Sinlung /
11 February 2014

Post-mortem report of Nido Tania reveals he died of severe head and lung injuries

By NISHIT DHOLABHAI

New Delhi, Feb 11 : Under pressure in the Nido Tania case, the Northeast MP’s Forum (NEMPF) today wrote to Prime Minister Manmohan Singh to set up a judicial commission and call an all-party meeting to discuss an anti-racial discrimination bill.

With crimes against Northeast youths turning into a political issue, the Centre is likely to call an all-party meeting tomorrow, sources said. The Union home ministry is also “contemplating” action against Delhi police.

The post-mortem report of Nido Tania, 19, has revealed that he died of severe head and lung injuries, police told Delhi High Court today. The police said the three persons arrested in the case earlier and charged with assault will now face murder charges.

The court also asked the Centre to give draft guidelines to the police by tomorrow to ensure safety of people from the Northeast living in New Delhi.

Groups of students and NGOs protesting in the Tania case and against the rape of a minor girl from Manipur on Saturday came down heavily on the MPs for not raising their voices. Rejecting the Union home ministry’s committee of “retired bureaucrats” to address problems of northeasterners in cities, they insisted on an anti-racial discrimination legislation.

The 39 MPs of the forum have, belatedly though, pushed for the agenda set by the protesters and politicians from the Northeast are rushing to Delhi. Manipur chief minister Okram Ibobi Singh spent time with the 14-year-old victim who was allegedly dragged over a hundred metres before being brutally raped.

Singh told The Telegraph that he was in favour of an anti-racism law.

“Call an all-party meeting to discuss ways and means of introducing and enacting the bill,” said one of the resolutions adopted by the NEMPF in a meeting on Saturday and included in the letter sent to the Prime Minister today.

While the Union home ministry has argued that a separate legislation may not be necessary if amendment to existing laws is possible, the BJP has apparently got one step ahead to virtually oppose racial discrimination.

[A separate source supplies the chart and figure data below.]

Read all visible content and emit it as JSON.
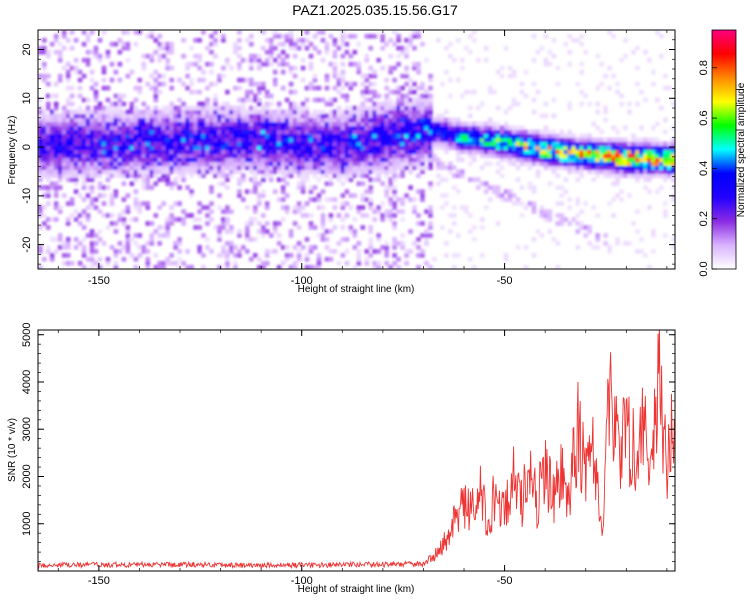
{
  "title": "PAZ1.2025.035.15.56.G17",
  "chart_data": [
    {
      "type": "heatmap",
      "xlabel": "Height of straight line (km)",
      "ylabel": "Frequency (Hz)",
      "xlim": [
        -165,
        -8
      ],
      "ylim": [
        -25,
        24
      ],
      "xticks": [
        -150,
        -100,
        -50
      ],
      "yticks": [
        -20,
        -10,
        0,
        10,
        20
      ],
      "colorbar": {
        "label": "Normalized spectral amplitude",
        "range": [
          0,
          0.95
        ],
        "ticks": [
          0.0,
          0.2,
          0.4,
          0.6,
          0.8
        ],
        "tick_labels": [
          "0.0",
          "0.2",
          "0.4",
          "0.6",
          "0.8"
        ],
        "colormap": [
          "#ffffff",
          "#d9b3ff",
          "#8a2be2",
          "#2200ff",
          "#0000ff",
          "#00ffff",
          "#00ff00",
          "#ffff00",
          "#ff8800",
          "#ff0000",
          "#ff0080"
        ]
      },
      "ridge": {
        "x": [
          -165,
          -140,
          -115,
          -90,
          -68,
          -60,
          -50,
          -40,
          -30,
          -20,
          -8
        ],
        "freq": [
          0.5,
          1.0,
          1.5,
          0.5,
          3.5,
          2.0,
          1.0,
          -0.5,
          -1.5,
          -2.2,
          -2.5
        ],
        "peak_amplitude": [
          0.3,
          0.3,
          0.3,
          0.3,
          0.35,
          0.5,
          0.6,
          0.7,
          0.75,
          0.9,
          0.8
        ]
      }
    },
    {
      "type": "line",
      "xlabel": "Height of straight line (km)",
      "ylabel": "SNR (10 * v/v)",
      "xlim": [
        -165,
        -8
      ],
      "ylim": [
        0,
        5100
      ],
      "xticks": [
        -150,
        -100,
        -50
      ],
      "yticks": [
        1000,
        2000,
        3000,
        4000,
        5000
      ],
      "color": "#ee3333",
      "series": [
        {
          "x": [
            -165,
            -150,
            -130,
            -110,
            -90,
            -70,
            -68,
            -66,
            -64,
            -62,
            -60,
            -58,
            -56,
            -54,
            -52,
            -50,
            -48,
            -46,
            -44,
            -42,
            -40,
            -38,
            -36,
            -34,
            -32,
            -30,
            -28,
            -26,
            -24,
            -22,
            -20,
            -18,
            -16,
            -14,
            -12,
            -10,
            -8
          ],
          "values": [
            120,
            130,
            140,
            120,
            130,
            150,
            300,
            500,
            800,
            1200,
            1600,
            1400,
            1800,
            1100,
            2000,
            1300,
            2200,
            1500,
            2600,
            1600,
            2400,
            1800,
            2200,
            1700,
            3400,
            2500,
            2800,
            900,
            4400,
            2600,
            3600,
            2700,
            4200,
            2300,
            5000,
            2000,
            4300
          ]
        }
      ]
    }
  ]
}
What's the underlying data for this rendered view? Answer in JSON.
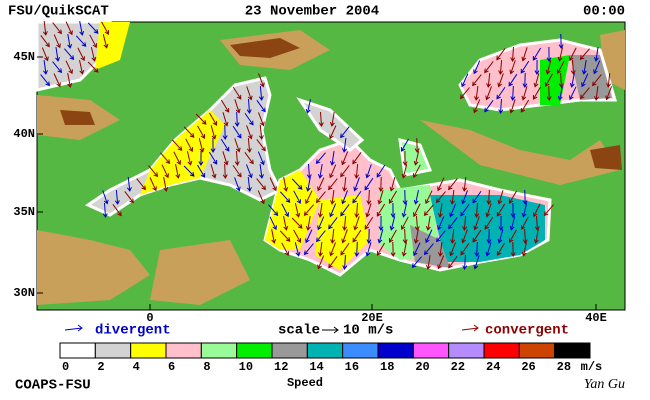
{
  "header": {
    "left": "FSU/QuikSCAT",
    "center": "23 November 2004",
    "right": "00:00"
  },
  "axes": {
    "lat_labels": [
      "45N",
      "40N",
      "35N",
      "30N"
    ],
    "lon_labels": [
      "0",
      "20E",
      "40E"
    ]
  },
  "legend": {
    "divergent": "divergent",
    "scale_label": "scale",
    "scale_value": "10 m/s",
    "convergent": "convergent"
  },
  "colorbar": {
    "ticks": [
      0,
      2,
      4,
      6,
      8,
      10,
      12,
      14,
      16,
      18,
      20,
      22,
      24,
      26,
      28
    ],
    "colors": [
      "#ffffff",
      "#d3d3d3",
      "#ffff00",
      "#ffc0cb",
      "#98fb98",
      "#00ee00",
      "#999999",
      "#00b2b2",
      "#3a8cff",
      "#0000cc",
      "#ff55ff",
      "#b48cff",
      "#ff0000",
      "#cc4400",
      "#000000"
    ],
    "unit": "m/s",
    "title": "Speed"
  },
  "footer": {
    "left": "COAPS-FSU",
    "right": "Yan Gu"
  }
}
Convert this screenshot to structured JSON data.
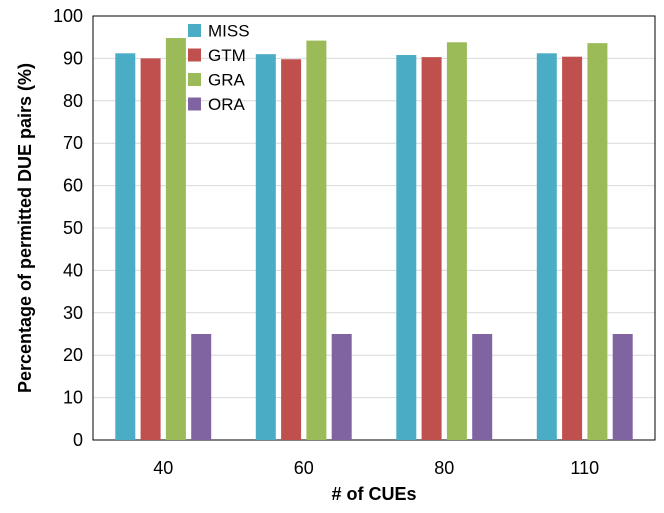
{
  "chart_data": {
    "type": "bar",
    "title": "",
    "xlabel": "# of CUEs",
    "ylabel": "Percentage of permitted DUE pairs (%)",
    "categories": [
      "40",
      "60",
      "80",
      "110"
    ],
    "ylim": [
      0,
      100
    ],
    "yticks": [
      "0",
      "10",
      "20",
      "30",
      "40",
      "50",
      "60",
      "70",
      "80",
      "90",
      "100"
    ],
    "grid": true,
    "legend_position": "top-left",
    "series": [
      {
        "name": "MISS",
        "color": "#4BACC6",
        "values": [
          91.2,
          91.0,
          90.8,
          91.2
        ]
      },
      {
        "name": "GTM",
        "color": "#C0504D",
        "values": [
          90.0,
          89.8,
          90.3,
          90.4
        ]
      },
      {
        "name": "GRA",
        "color": "#9BBB59",
        "values": [
          94.8,
          94.2,
          93.8,
          93.6
        ]
      },
      {
        "name": "ORA",
        "color": "#8064A2",
        "values": [
          25.0,
          25.0,
          25.0,
          25.0
        ]
      }
    ]
  }
}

BJP leader Sushma Swaraj told a delegation, led by activist Binalakshmi Nepram, that Section 153A IPC was adequate and the protesters should not insist on a separate anti-racism legislation.

Nepram was accompanied by student leaders, Tripura king Pradyot Manikya Debbarma and Olympian boxer Shiva Thapa, who hails from Assam.

The group rejected the BJP’s argument and said the anti-racism law was not just for people from the Northeast but also for dealing with discrimination of people from the north in South India or the other way round and against non-locals in the Northeast.